Alpharetta-based Alimera (NASDAQ:ALIM) Sciences Inc. (NASDAQ:ALIM) has finalized its merger with ANI Pharmaceuticals (NASDAQ:ANIP), Inc., as announced in a recent SEC filing. The pharmaceutical preparations company has become a wholly owned indirect subsidiary of ANI Pharmaceuticals, marking a significant change in control.
The merger agreement, which was first established on June 21, 2024, culminated today with the completion of the merger, resulting in the cessation of Alimera Sciences as an independent entity. Following the merger, all shares of Alimera Sciences common stock were converted into the right to receive $5.50 in cash per share and one contingent value right (CVR), which could yield additional cash payments depending on future revenue milestones.
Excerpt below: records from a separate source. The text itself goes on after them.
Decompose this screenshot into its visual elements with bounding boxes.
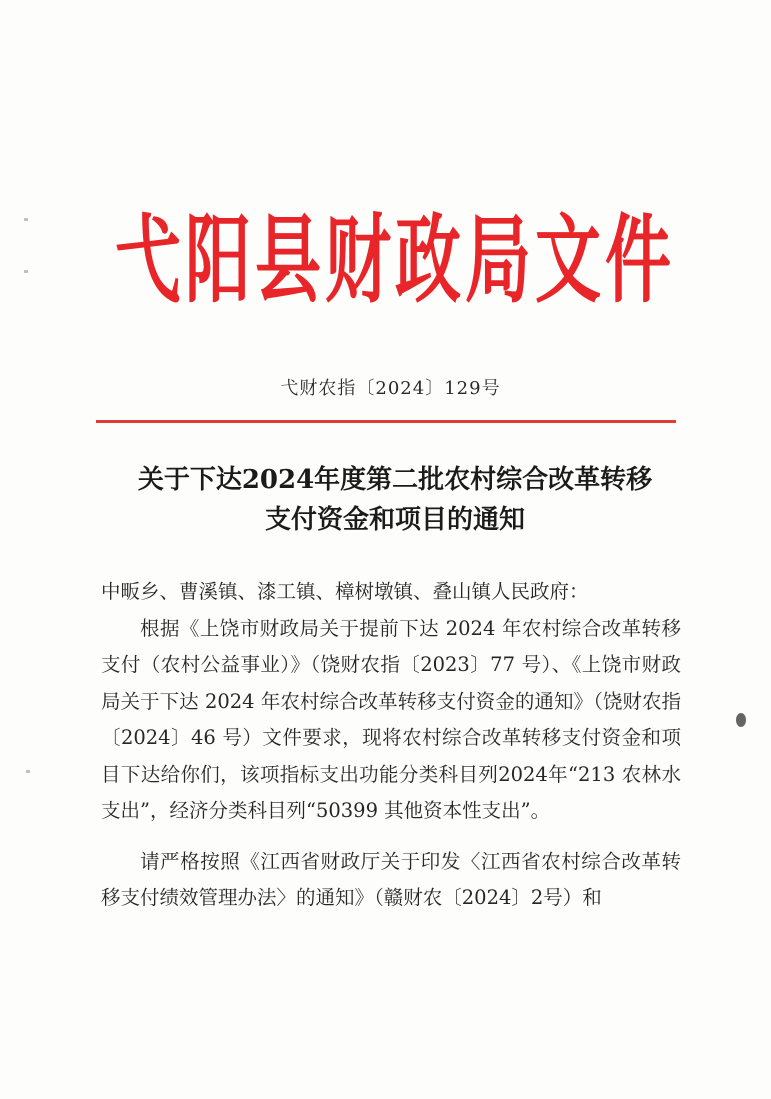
scan-mark [24,270,28,273]
scan-ink-speck [736,713,746,727]
notice-title-line-1: 关于下达2024年度第二批农村综合改革转移 [137,465,653,495]
notice-title-line-2: 支付资金和项目的通知 [264,505,525,535]
notice-title [60,460,730,540]
body-paragraph-1: 根据《上饶市财政局关于提前下达 2024 年农村综合改革转移支付（农村公益事业）》（饶财农指〔2023〕77 号）、《上饶市财政局关于下达 2024 年农村综合改革转移支付资金的通知》（饶财农指〔2024〕46 号）文件要求，现将农村综合改革转移支付资金和项目下达给你们，该项指标支出功能分类科目列2024年“213 农林水支出”，经济分类科目列“50399 其他资本性支出”。 [101,616,681,822]
body-paragraph-2: 请严格按照《江西省财政厅关于印发〈江西省农村综合改革转移支付绩效管理办法〉的通知》（赣财农〔2024〕2号）和 [101,849,681,909]
masthead [100,196,690,316]
masthead-title: 弋阳县财政局文件 [115,202,675,316]
addressee-line: 中畈乡、曹溪镇、漆工镇、樟树墩镇、叠山镇人民政府： [101,580,589,603]
red-divider-line [96,420,676,423]
scan-mark [26,770,30,773]
scan-mark [24,218,28,221]
document-number: 弋财农指〔2024〕129号 [280,378,501,399]
notice-body [101,574,681,917]
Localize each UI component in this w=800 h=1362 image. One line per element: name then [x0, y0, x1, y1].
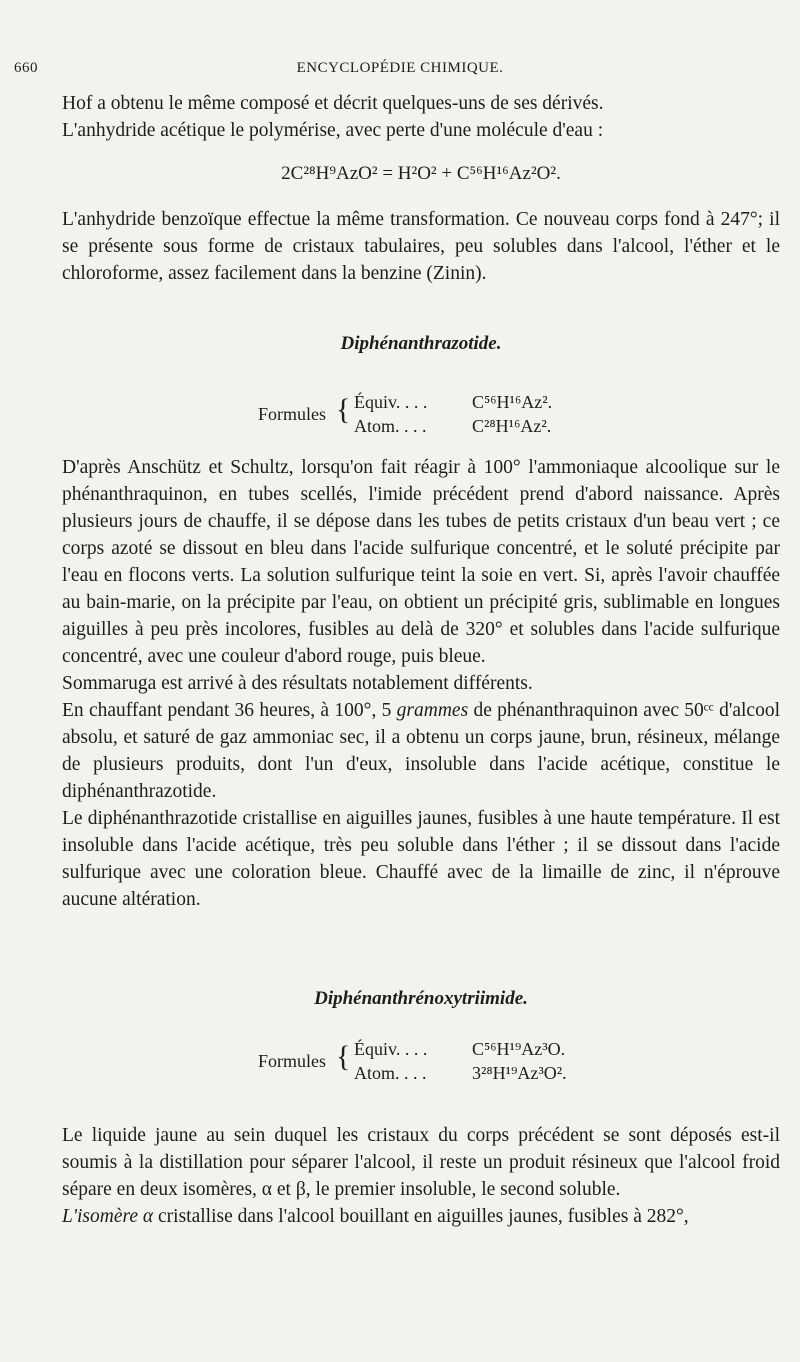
main-text-block — [62, 454, 780, 913]
paragraph-7: Le liquide jaune au sein duquel les cristaux du corps précédent se sont déposés est-il soumis à la distillation pour séparer l'alcool, il reste un produit résineux que l'alcool froid sépare en deux isomères, α et β, le premier insoluble, le second soluble. — [62, 1125, 780, 1200]
formula-row-name: Équiv. . . . — [354, 392, 428, 412]
paragraph-5-italic: grammes — [396, 700, 469, 721]
section-heading-diphenanthrenoxytriimide: Diphénanthrénoxytriimide. — [314, 988, 528, 1009]
paragraph-2: L'anhydride benzoïque effectue la même transformation. Ce nouveau corps fond à 247°; il se présente sous forme de cristaux tabulaires, peu solubles dans l'alcool, l'éther et le chloroforme, assez facilement dans la benzine (Zinin). — [62, 209, 780, 284]
final-text-block — [62, 1122, 780, 1230]
paragraph-8 — [62, 1203, 780, 1230]
paragraph-8-rest: cristallise dans l'alcool bouillant en aiguilles jaunes, fusibles à 282°, — [153, 1206, 689, 1227]
brace-glyph: { — [336, 1040, 351, 1073]
formulas-label: Formules — [258, 404, 327, 424]
formula-row-value: C²⁸H¹⁶Az². — [472, 416, 552, 436]
paragraph-5-b: de phénanthraquinon avec 50ᶜᶜ d'alcool absolu, et saturé de gaz ammoniac sec, il a obtenu un corps jaune, brun, résineux, mélange de plusieurs produits, dont l'un d'eux, insoluble dans l'acide acétique, constitue le diphénanthrazotide. — [62, 700, 780, 802]
paragraph-4: Sommaruga est arrivé à des résultats notablement différents. — [62, 673, 533, 694]
paragraph-5 — [62, 697, 780, 805]
section1-heading-block — [62, 330, 780, 357]
formulas-label: Formules — [258, 1051, 327, 1071]
formula-row-name: Atom. . . . — [354, 416, 427, 436]
page-header — [0, 60, 800, 84]
paragraph-5-a: En chauffant pendant 36 heures, à 100°, 5 — [62, 700, 397, 721]
paragraph-8-italic: L'isomère α — [62, 1206, 154, 1227]
intro-block — [62, 90, 780, 187]
formula-row — [354, 1038, 714, 1062]
para2-block — [62, 206, 780, 287]
running-title: ENCYCLOPÉDIE CHIMIQUE. — [296, 60, 504, 76]
page-number: 660 — [14, 60, 38, 76]
brace-glyph: { — [336, 393, 351, 426]
formula-row-name: Atom. . . . — [354, 1063, 427, 1083]
equation: 2C²⁸H⁹AzO² = H²O² + C⁵⁶H¹⁶Az²O². — [281, 163, 561, 184]
formula-row-value: 3²⁸H¹⁹Az³O². — [472, 1063, 567, 1083]
section-heading-diphenanthrazotide: Diphénanthrazotide. — [340, 333, 502, 354]
para1-line2: L'anhydride acétique le polymérise, avec perte d'une molécule d'eau : — [62, 120, 604, 141]
formula-row — [354, 1062, 714, 1086]
para1-line1: Hof a obtenu le même composé et décrit quelques-uns de ses dérivés. — [62, 93, 604, 114]
paragraph-6: Le diphénanthrazotide cristallise en aiguilles jaunes, fusibles à une haute température. Il est insoluble dans l'acide acétique, très peu soluble dans l'éther ; il se dissout dans l'acide sulfurique avec une coloration bleue. Chauffé avec de la limaille de zinc, il n'éprouve aucune altération. — [62, 808, 780, 910]
section2-heading-block — [62, 985, 780, 1012]
formula-row — [354, 415, 714, 439]
formula-row-name: Équiv. . . . — [354, 1039, 428, 1059]
formula-rows — [354, 391, 714, 439]
formula-rows — [354, 1038, 714, 1086]
paragraph-3: D'après Anschütz et Schultz, lorsqu'on fait réagir à 100° l'ammoniaque alcoolique sur le phénanthraquinon, en tubes scellés, l'imide précédent prend d'abord naissance. Après plusieurs jours de chauffe, il se dépose dans les tubes de petits cristaux d'un beau vert ; ce corps azoté se dissout en bleu dans l'acide sulfurique concentré, et le soluté précipite par l'eau en flocons verts. La solution sulfurique teint la soie en vert. Si, après l'avoir chauffée au bain-marie, on la précipite par l'eau, on obtient un précipité gris, sublimable en longues aiguilles à peu près incolores, fusibles au delà de 320° et solubles dans l'acide sulfurique concentré, avec une couleur d'abord rouge, puis bleue. — [62, 457, 780, 667]
formula-row — [354, 391, 714, 415]
formula-row-value: C⁵⁶H¹⁶Az². — [472, 392, 553, 412]
formula-row-value: C⁵⁶H¹⁹Az³O. — [472, 1039, 566, 1059]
In line with the merger's terms, Alimera Sciences' 2010 Employee Stock Purchase Plan was terminated. Additionally, all outstanding indebtedness under various agreements with SLR Investment Corp. and other lenders was repaid and the related agreements were terminated.
As a direct consequence of the merger, trading of Alimera Sciences common stock on The Nasdaq Global Market has been suspended. The company has requested the delisting and deregistration of its shares from the SEC and plans to file a Form 15 to terminate its reporting obligations under the Exchange Act.
The merger also prompted changes to Alimera Sciences' board of directors and executive officers. The directors of ANI Pharmaceuticals' Merger Subsidiary have replaced Alimera Sciences' existing board members, and the officers of Alimera Sciences prior to the merger have become officers of the surviving corporation.
The CVR Agreement established as part of the merger could lead to additional payouts if specific revenue targets for ILUVIEN® and YUTIQ® are met in fiscal years 2026 and 2027. The CVRs entitle holders to cash payments upon the achievement of these milestones, with certain rights to audit and enforcement outlined in the agreement.